Le camp militaire de Dioura, dans le centre du Mali, a subi jeudi 10 septembre une attaque djihadiste d’une ampleur rarement atteinte. Quatre jours plus tard, lundi 14 septembre, les autorités locales ont confirmé l’étendue du massacre et annoncé dans la foulée des « opérations aéroterrestres contre les assaillants ».

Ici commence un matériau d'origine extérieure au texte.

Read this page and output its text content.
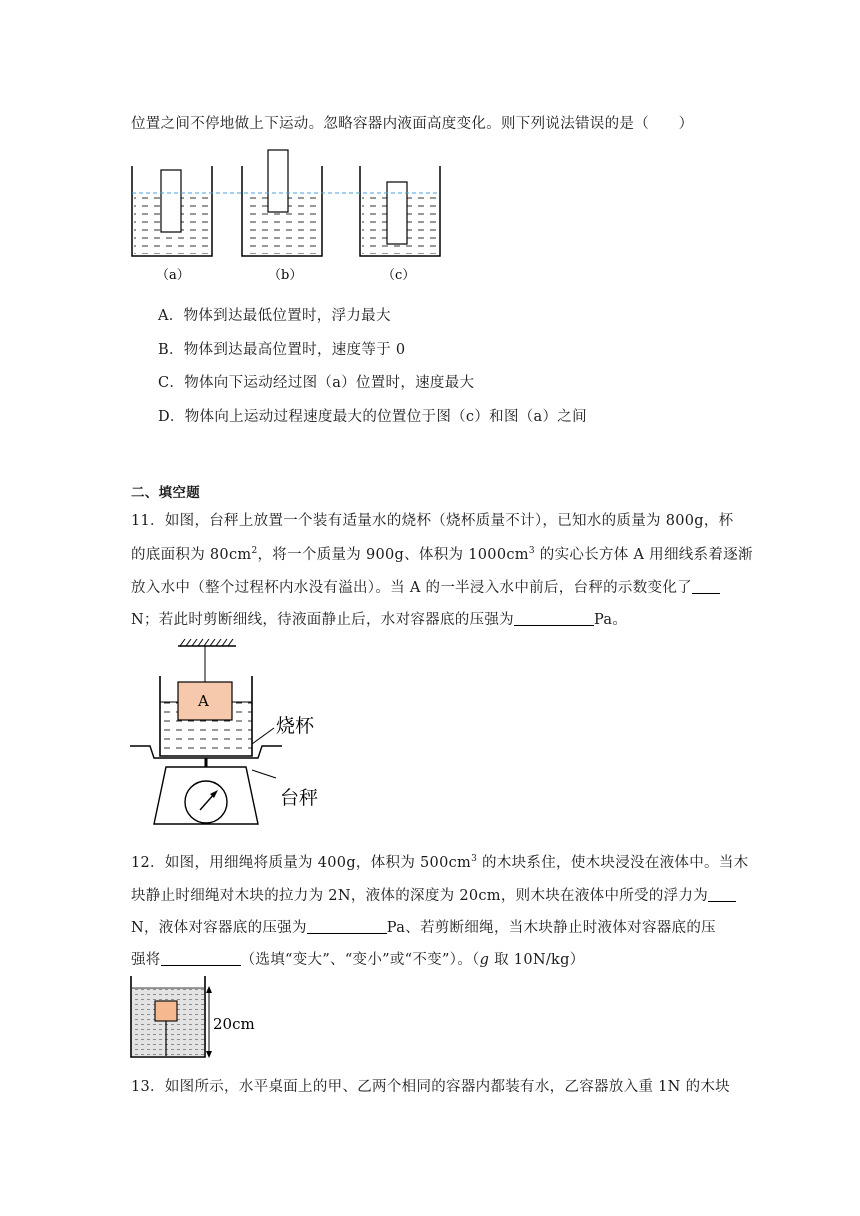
位置之间不停地做上下运动。忽略容器内液面高度变化。则下列说法错误的是（　　）
（a）	（b）	（c）
A．物体到达最低位置时，浮力最大
B．物体到达最高位置时，速度等于 0
C．物体向下运动经过图（a）位置时，速度最大
D．物体向上运动过程速度最大的位置位于图（c）和图（a）之间
二、填空题
11．如图，台秤上放置一个装有适量水的烧杯（烧杯质量不计），已知水的质量为 800g，杯
的底面积为 $80cm^2$，将一个质量为 900g、体积为 $1000cm^3$ 的实心长方体 A 用细线系着逐渐
放入水中（整个过程杯内水没有溢出）。当 A 的一半浸入水中前后，台秤的示数变化了
N；若此时剪断细线，待液面静止后，水对容器底的压强为	Pa。
A
烧杯
台秤
12．如图，用细绳将质量为 400g，体积为 $500cm^3$ 的木块系住，使木块浸没在液体中。当木
块静止时细绳对木块的拉力为 2N，液体的深度为 20cm，则木块在液体中所受的浮力为
N，液体对容器底的压强为	Pa、若剪断细绳，当木块静止时液体对容器底的压
强将	（选填“变大”、“变小”或“不变”）。（g 取 10N/kg）
20cm
13．如图所示，水平桌面上的甲、乙两个相同的容器内都装有水，乙容器放入重 1N 的木块
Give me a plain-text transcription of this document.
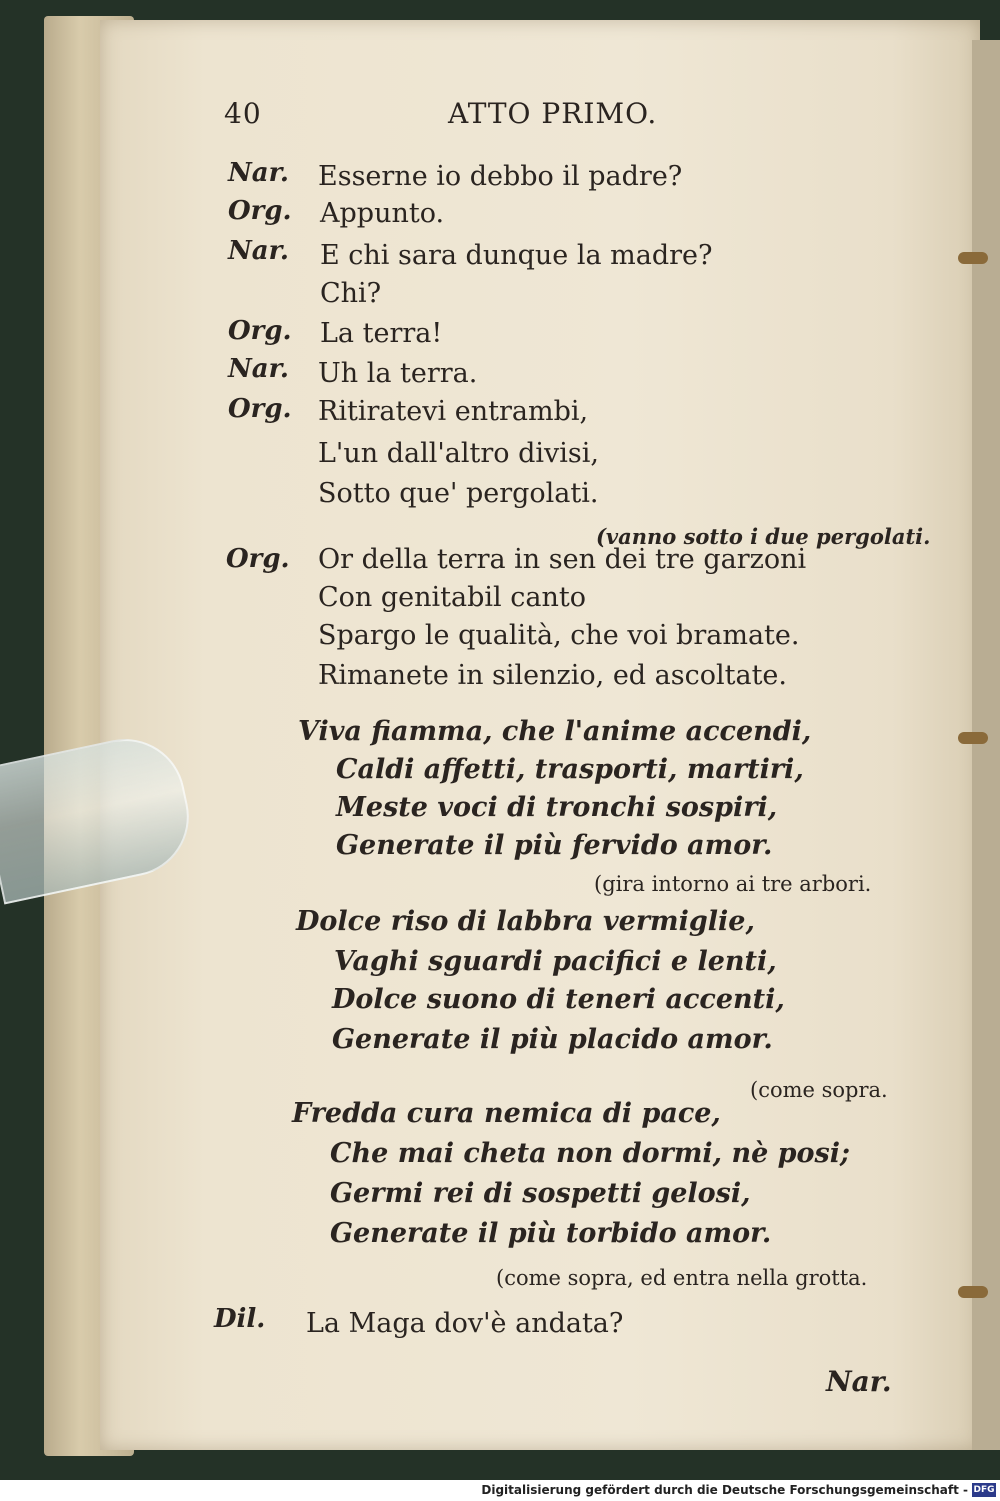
40	ATTO PRIMO.
Nar. Esserne io debbo il padre?
Org. Appunto.
Nar. E chi sara dunque la madre?
Chi?
Org. La terra!
Nar. Uh la terra.
Org. Ritiratevi entrambi,
L'un dall'altro divisi,
Sotto que' pergolati.
(vanno sotto i due pergolati.
Org. Or della terra in sen dei tre garzoni
Con genitabil canto
Spargo le qualità, che voi bramate.
Rimanete in silenzio, ed ascoltate.
Viva fiamma, che l'anime accendi,
Caldi affetti, trasporti, martiri,
Meste voci di tronchi sospiri,
Generate il più fervido amor.
(gira intorno ai tre arbori.
Dolce riso di labbra vermiglie,
Vaghi sguardi pacifici e lenti,
Dolce suono di teneri accenti,
Generate il più placido amor.
(come sopra.
Fredda cura nemica di pace,
Che mai cheta non dormi, nè posi;
Germi rei di sospetti gelosi,
Generate il più torbido amor.
(come sopra, ed entra nella grotta.
Dil. La Maga dov'è andata?
Nar.
Digitalisierung gefördert durch die Deutsche Forschungsgemeinschaft - DFG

Dioura : un bilan humain parmi les plus lourds depuis quinze ans
Malgré un conflit qui s’étire sur une quinzaine d’années, l’assaut lancé contre ce camp demeure l’un des plus meurtriers jamais essuyés par l’armée malienne. Au moins cinquante militaires du pays ont perdu la vie, auxquels s’ajoutent cinq paramilitaires russes appartenant à Africa Corps, la structure qui a succédé au groupe Wagner.
Les contours de l’attaque ont été précisés par des sources sécuritaires et des élus locaux. La revendication est tombée très vite : le Groupe de soutien à l’islam et aux musulmans (JNIM), affilié à Al-Qaïda, a endossé l’opération dès le jeudi. Selon les mêmes interlocuteurs, plusieurs dizaines de soldats maliens ont également été faits prisonniers.
Des estimations qui divergent fortement
« Le bilan est élevé », a reconnu un officier présent sur le théâtre des opérations. Dans la région de Mopti, une source sécuritaire évoque « plus de 60 soldats tués dans l’attaque, en plus d’une soixantaine d’autres prisonniers ». Un élu local avance de son côté « au moins 80 militaires tués et de nombreux prisonniers ».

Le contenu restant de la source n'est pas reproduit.